IBM isn’t the first company to embrace Spark, and Spark isn’t the only tool that can be used to analyze real-time data. But given the scale of IBM and its customer base, its support for the technology, already one of the fastest-growing open-source software projects, could be significant.
Spark, which emerged from the University of California at Berkeley in 2009, addresses some of the limitations of Hadoop, an older open-source software framework that employs a distributed architecture to analyze large amounts of data. Hadoop is less suited for analyzing data in real time, and it has a reputation for being tricky for developers to use, according to Bob Picciano, senior vice president of IBM Analytics. Gartner Inc. has characterized the adoption of Hadoop as steady but slow, with 26% of surveyed companies saying they had a Hadoop project underway, and 46% saying they expected to within a few years. Some users have found it difficult to scale, as the Wall Street Journal has reported.

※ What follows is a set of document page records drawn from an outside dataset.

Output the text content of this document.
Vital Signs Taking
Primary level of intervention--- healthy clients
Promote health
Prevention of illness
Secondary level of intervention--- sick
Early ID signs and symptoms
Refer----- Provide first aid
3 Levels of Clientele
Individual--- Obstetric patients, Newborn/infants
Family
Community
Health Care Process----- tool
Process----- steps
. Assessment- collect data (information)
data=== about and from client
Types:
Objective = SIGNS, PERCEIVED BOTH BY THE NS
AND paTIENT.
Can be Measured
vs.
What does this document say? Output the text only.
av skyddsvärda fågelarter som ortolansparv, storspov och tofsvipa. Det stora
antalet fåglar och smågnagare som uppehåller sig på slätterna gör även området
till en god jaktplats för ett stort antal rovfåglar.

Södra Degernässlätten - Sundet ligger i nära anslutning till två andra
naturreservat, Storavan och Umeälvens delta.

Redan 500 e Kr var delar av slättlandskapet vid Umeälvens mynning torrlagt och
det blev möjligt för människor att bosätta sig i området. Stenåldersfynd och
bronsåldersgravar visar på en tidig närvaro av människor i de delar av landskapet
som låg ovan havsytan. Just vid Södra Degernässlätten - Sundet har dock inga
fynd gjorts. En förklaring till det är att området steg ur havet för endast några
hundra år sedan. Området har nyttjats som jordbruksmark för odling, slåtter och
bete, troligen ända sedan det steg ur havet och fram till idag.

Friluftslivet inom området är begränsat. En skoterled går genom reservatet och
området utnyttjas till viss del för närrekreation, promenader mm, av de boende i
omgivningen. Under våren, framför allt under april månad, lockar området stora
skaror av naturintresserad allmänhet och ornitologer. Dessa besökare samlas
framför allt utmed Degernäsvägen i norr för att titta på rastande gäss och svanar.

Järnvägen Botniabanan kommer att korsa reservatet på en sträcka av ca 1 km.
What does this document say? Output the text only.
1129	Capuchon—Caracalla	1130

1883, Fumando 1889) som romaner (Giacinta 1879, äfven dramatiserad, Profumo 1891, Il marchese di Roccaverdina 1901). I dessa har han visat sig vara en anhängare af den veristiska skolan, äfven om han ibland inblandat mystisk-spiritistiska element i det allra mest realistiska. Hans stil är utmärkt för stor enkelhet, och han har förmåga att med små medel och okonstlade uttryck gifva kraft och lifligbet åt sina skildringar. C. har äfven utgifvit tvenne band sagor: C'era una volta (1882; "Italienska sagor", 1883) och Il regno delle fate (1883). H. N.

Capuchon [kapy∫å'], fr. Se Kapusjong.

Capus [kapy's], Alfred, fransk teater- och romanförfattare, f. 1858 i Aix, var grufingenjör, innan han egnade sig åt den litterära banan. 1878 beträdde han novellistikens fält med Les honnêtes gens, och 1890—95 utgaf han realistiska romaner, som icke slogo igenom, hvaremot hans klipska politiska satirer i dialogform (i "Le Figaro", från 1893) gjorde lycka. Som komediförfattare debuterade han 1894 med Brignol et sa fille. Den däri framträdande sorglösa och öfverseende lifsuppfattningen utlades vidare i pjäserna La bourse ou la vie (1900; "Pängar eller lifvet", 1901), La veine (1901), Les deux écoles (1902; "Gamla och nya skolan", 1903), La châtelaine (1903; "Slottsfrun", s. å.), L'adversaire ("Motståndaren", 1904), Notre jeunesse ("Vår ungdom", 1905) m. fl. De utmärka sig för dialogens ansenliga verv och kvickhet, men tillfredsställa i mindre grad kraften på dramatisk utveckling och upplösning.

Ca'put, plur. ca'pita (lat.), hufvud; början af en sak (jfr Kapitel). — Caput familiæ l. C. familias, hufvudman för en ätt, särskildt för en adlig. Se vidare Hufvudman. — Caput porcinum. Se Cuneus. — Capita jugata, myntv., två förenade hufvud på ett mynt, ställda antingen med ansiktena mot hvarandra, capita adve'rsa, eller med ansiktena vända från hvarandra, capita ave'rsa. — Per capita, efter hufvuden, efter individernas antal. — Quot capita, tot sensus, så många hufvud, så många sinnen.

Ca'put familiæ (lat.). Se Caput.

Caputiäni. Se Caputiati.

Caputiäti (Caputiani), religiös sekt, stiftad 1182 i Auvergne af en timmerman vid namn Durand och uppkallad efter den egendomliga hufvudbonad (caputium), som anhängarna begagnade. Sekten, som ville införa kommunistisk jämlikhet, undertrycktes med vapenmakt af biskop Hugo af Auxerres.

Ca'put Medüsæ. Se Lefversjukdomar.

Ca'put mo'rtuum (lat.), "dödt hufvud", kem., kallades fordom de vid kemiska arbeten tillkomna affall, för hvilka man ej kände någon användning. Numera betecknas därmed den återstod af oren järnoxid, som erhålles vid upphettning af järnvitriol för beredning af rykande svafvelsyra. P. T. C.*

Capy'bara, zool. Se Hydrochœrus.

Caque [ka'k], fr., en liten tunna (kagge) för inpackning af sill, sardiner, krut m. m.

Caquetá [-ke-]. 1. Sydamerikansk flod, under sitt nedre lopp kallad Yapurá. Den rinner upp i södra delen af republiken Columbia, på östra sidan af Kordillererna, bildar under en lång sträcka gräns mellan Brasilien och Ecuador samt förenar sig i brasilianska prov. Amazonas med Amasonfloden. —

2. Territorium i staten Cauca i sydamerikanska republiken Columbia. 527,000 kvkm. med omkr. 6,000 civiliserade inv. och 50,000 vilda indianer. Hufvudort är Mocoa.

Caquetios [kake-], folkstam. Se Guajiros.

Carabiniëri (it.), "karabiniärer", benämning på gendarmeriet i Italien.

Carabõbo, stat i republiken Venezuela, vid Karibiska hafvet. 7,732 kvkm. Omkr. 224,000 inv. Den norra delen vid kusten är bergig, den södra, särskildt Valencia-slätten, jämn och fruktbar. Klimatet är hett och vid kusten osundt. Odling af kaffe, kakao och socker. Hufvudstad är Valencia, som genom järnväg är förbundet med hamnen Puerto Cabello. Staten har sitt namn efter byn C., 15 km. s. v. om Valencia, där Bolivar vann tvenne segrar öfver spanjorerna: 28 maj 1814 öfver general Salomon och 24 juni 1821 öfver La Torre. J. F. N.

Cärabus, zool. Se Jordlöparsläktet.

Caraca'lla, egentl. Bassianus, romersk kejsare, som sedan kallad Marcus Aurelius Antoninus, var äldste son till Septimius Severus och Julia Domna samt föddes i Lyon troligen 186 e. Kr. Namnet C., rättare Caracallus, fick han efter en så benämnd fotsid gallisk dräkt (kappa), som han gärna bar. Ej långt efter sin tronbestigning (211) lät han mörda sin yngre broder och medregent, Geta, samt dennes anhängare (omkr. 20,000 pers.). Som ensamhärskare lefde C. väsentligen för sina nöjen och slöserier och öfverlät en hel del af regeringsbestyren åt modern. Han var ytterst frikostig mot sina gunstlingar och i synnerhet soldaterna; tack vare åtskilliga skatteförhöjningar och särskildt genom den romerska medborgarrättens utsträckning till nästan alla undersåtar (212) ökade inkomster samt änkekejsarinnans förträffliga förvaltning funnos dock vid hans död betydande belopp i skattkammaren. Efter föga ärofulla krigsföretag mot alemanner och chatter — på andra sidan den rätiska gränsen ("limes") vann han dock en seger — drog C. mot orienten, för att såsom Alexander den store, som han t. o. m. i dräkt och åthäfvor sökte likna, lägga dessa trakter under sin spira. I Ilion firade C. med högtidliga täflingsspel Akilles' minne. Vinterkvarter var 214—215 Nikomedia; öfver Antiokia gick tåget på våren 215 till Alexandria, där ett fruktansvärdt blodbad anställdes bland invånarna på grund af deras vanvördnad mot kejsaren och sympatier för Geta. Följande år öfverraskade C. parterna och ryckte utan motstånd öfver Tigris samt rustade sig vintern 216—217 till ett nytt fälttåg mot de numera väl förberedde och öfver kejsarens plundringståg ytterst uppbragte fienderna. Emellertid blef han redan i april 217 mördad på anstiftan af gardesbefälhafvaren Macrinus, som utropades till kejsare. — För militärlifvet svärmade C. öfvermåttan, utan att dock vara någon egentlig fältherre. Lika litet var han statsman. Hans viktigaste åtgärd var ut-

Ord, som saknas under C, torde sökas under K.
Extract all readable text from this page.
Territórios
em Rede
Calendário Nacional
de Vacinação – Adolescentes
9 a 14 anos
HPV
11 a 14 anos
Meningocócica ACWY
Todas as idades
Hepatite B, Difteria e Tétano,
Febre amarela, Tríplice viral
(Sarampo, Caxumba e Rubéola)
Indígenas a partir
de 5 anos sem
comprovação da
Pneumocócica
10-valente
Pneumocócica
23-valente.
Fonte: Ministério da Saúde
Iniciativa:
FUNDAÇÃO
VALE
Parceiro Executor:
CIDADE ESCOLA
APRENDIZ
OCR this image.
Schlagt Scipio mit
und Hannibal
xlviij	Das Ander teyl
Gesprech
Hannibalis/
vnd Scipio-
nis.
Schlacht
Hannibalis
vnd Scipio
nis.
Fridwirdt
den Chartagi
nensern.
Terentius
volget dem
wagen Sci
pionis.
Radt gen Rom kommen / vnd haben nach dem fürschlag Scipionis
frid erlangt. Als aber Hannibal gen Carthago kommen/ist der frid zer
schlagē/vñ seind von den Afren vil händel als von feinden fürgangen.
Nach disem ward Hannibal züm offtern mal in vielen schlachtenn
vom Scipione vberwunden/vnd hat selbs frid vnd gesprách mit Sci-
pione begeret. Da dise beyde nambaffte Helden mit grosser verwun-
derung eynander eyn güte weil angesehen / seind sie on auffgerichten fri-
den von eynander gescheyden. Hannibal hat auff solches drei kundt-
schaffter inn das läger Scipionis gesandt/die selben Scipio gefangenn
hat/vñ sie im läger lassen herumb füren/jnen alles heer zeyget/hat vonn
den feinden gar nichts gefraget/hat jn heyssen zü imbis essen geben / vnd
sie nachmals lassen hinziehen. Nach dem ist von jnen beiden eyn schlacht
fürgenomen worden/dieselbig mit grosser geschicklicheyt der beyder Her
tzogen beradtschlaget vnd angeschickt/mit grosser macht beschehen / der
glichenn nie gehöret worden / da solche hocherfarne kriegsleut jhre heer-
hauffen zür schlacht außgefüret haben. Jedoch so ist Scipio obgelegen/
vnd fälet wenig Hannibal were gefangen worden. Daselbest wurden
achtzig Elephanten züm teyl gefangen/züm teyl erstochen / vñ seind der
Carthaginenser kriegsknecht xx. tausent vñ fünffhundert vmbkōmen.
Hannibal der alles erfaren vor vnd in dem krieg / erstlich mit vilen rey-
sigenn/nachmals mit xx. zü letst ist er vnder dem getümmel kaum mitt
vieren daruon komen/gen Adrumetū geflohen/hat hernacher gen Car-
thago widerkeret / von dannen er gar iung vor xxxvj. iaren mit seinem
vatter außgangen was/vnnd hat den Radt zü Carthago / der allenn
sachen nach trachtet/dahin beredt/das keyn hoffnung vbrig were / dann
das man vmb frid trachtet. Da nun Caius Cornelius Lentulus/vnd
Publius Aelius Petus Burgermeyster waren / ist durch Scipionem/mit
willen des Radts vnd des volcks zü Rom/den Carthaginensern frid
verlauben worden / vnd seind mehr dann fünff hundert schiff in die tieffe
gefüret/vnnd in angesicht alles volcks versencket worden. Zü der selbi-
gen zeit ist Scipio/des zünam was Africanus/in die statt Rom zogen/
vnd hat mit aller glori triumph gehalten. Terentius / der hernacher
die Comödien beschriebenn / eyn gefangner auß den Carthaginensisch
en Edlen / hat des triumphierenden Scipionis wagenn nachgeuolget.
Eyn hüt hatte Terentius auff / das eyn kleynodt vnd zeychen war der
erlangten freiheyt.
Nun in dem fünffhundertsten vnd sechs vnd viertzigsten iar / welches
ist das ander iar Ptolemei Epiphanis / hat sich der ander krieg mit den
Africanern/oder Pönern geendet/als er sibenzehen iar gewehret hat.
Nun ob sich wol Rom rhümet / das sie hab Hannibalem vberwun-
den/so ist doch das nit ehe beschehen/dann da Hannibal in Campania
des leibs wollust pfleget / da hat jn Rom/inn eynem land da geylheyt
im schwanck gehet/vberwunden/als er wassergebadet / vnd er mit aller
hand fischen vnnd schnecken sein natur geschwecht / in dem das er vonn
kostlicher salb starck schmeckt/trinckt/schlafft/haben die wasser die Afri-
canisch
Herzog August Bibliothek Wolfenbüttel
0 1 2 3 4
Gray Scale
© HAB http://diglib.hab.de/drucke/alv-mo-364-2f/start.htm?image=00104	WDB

IBM is expected to formally announce Monday that it will embed Spark into its analytics and commerce platforms, and to offer Spark as a service on its Bluemix development platform. IBM also is expected to announce that it will assign more than 3,500 engineers and developers to work on Spark-related projects around the world, and that it will donate its IBM SystemML machine learning technology to the Spark open-source ecosystem. It also is expected to launch a Spark technology center in San Francisco and help educate data scientists and engineers in the use of Spark on a mass basis.
Spark is part of a broader group of tools and companies that are pushing the frontiers of data analytics
Several startups are working on analytics technology that approaches real-time, too. “What we can do is know everyone who is on the call right now, and analyze whether they were at Starbucks yesterday,” said J. Andrew Rogers, the founder and CTO of a startup in Seattle called SpaceCurve Inc. Mr. Rogers, a database expert who said he worked on large-scale analytic and geospatial systems with Google Earth, developed new technology for SpaceCurve.
Bottlenose Inc., a startup based in Los Angeles, has developed technology that helps companies analyze what co-founder Nova Spivack calls “streaming data.” It can be used to spot real-time trends on social media, with applications in areas such as business, politics and government.
IBM has bet on Spark from the very beginning. It was one of the founders of the Berkeley lab where Spark was first developed.